To state or not to state, that is the question.
Whether tis nobler in the module to suffer
The dings and interrobangs (?!) of outrageous error,
Or to make code against a sea of bugs,
And by opposing, end them? To program: to state;
No more; and by to state to say we end
The hangs and the thousand natural issues
That QMH are heir to, ‘tis a implementation
Devoutly to be wish’d. To program: to state;
To state: perchance to control flow: ay, there’s the rub;
For in that statelessness of QMH what bugs may come
When we have de-energized our electromagnetic coil,
Must give us pause; There’s the QMH flow bugs
That makes the deadline slip so long a time;
22 year veteran of the global LabVIEW community, and ardent evangelist of SMoRES design principles, Norm Kirchner is currently a Chief Technical Support Engineer at NI specializing in RF & communications.
Over the years, Norm has contributed several community tools/frameworks/templates including: Extensible Session Framework (ESF), Remote Export Framework (REx), The OG Tree API, Top-Level Baseline Prime (TLB`), and always a crowd favorite LabVIEW Speak, to name a few.
Norm now focuses his efforts on leadership and mentorship within Technical Support Engineering (TSE) at NI, instilling his passion for customer success in automated test and measurement using NI products as well as teaching RF to anyone curious enough to ask, babies to bookkeepers.

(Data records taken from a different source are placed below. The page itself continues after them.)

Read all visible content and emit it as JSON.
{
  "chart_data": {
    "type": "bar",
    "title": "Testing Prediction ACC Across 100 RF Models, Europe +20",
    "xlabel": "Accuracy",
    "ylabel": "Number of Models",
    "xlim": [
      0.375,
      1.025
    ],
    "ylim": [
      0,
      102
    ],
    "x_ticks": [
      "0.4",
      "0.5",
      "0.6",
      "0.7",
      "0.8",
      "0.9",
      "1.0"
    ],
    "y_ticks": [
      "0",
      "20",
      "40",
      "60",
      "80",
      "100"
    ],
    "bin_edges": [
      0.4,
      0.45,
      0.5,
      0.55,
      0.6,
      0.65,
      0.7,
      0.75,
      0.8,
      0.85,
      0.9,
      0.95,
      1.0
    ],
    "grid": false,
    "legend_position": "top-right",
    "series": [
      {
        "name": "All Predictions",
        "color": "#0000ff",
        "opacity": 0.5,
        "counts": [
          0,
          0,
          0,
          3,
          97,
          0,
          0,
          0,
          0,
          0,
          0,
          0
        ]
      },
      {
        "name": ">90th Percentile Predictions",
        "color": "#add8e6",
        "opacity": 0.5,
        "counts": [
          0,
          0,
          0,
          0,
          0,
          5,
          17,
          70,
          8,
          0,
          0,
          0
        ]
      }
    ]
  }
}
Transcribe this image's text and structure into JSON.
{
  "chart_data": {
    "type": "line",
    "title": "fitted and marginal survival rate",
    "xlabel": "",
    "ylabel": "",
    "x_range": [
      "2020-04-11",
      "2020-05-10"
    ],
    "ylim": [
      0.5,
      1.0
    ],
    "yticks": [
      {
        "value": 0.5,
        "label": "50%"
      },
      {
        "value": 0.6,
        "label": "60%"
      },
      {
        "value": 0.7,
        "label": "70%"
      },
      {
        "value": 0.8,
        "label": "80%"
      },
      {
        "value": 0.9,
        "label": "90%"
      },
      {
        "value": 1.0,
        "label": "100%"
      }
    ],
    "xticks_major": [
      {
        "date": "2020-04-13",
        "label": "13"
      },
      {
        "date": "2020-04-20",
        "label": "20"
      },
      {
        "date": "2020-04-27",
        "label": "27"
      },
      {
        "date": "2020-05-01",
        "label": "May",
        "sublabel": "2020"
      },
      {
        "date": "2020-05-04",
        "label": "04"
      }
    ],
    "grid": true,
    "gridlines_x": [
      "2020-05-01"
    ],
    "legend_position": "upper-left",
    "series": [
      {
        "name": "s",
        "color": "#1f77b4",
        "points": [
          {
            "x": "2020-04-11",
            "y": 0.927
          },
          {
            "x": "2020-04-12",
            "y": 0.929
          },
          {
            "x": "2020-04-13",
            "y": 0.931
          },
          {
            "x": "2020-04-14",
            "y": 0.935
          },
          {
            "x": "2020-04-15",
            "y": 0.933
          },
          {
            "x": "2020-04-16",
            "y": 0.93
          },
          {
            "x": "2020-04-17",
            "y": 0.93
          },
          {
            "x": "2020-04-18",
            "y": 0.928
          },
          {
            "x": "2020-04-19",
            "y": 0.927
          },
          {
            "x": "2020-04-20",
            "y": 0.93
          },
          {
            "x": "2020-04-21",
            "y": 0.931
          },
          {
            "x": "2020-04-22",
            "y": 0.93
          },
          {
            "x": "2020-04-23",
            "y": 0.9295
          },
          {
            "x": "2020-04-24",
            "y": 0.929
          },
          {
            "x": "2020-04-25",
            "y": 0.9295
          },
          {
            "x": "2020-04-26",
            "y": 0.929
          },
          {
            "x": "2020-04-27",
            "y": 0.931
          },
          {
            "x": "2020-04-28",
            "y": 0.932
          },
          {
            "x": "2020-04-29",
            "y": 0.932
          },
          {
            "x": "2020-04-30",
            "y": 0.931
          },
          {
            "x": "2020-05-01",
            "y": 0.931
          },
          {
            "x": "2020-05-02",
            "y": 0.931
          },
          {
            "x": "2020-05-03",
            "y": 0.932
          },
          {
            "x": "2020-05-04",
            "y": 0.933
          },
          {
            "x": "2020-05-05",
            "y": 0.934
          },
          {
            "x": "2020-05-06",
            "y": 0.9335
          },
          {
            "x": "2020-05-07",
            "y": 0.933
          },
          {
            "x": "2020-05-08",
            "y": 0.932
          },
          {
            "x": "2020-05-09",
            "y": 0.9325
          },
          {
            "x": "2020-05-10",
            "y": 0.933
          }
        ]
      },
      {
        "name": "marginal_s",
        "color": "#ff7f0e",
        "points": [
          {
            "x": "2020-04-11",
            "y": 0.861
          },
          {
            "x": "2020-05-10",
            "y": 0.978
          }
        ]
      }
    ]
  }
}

Norm! (N1NJK) has a BS in Electrical & Computer Engineering from Marquette University in Milwaukee, WI and hails originally from Cleveland, OH.
List of 28 hobbies available upon request
Darren Nattinger (DNatt) is a CLA who has worked at NI for over 25 years. He spent most of that time in LabVIEW R&D, thinking of and implementing editor features to delight LabVIEW programmers, but he is currently a Chief Techical Support Engineer, helping build up LabVIEW expertise in the NI tech support department. Darren is the 7-time undefeated (now retired) World's Fastest LabVIEW Programmer, and was the primary developer for LabVIEW features such as Quick Drop and the VI Analyzer Toolkit. His favorite LabVIEW framework is DQMH. Darren has a BS in Mechanical Engineering from UT Austin, and an MS in Electrical and Computer Engineering from Georgia Tech.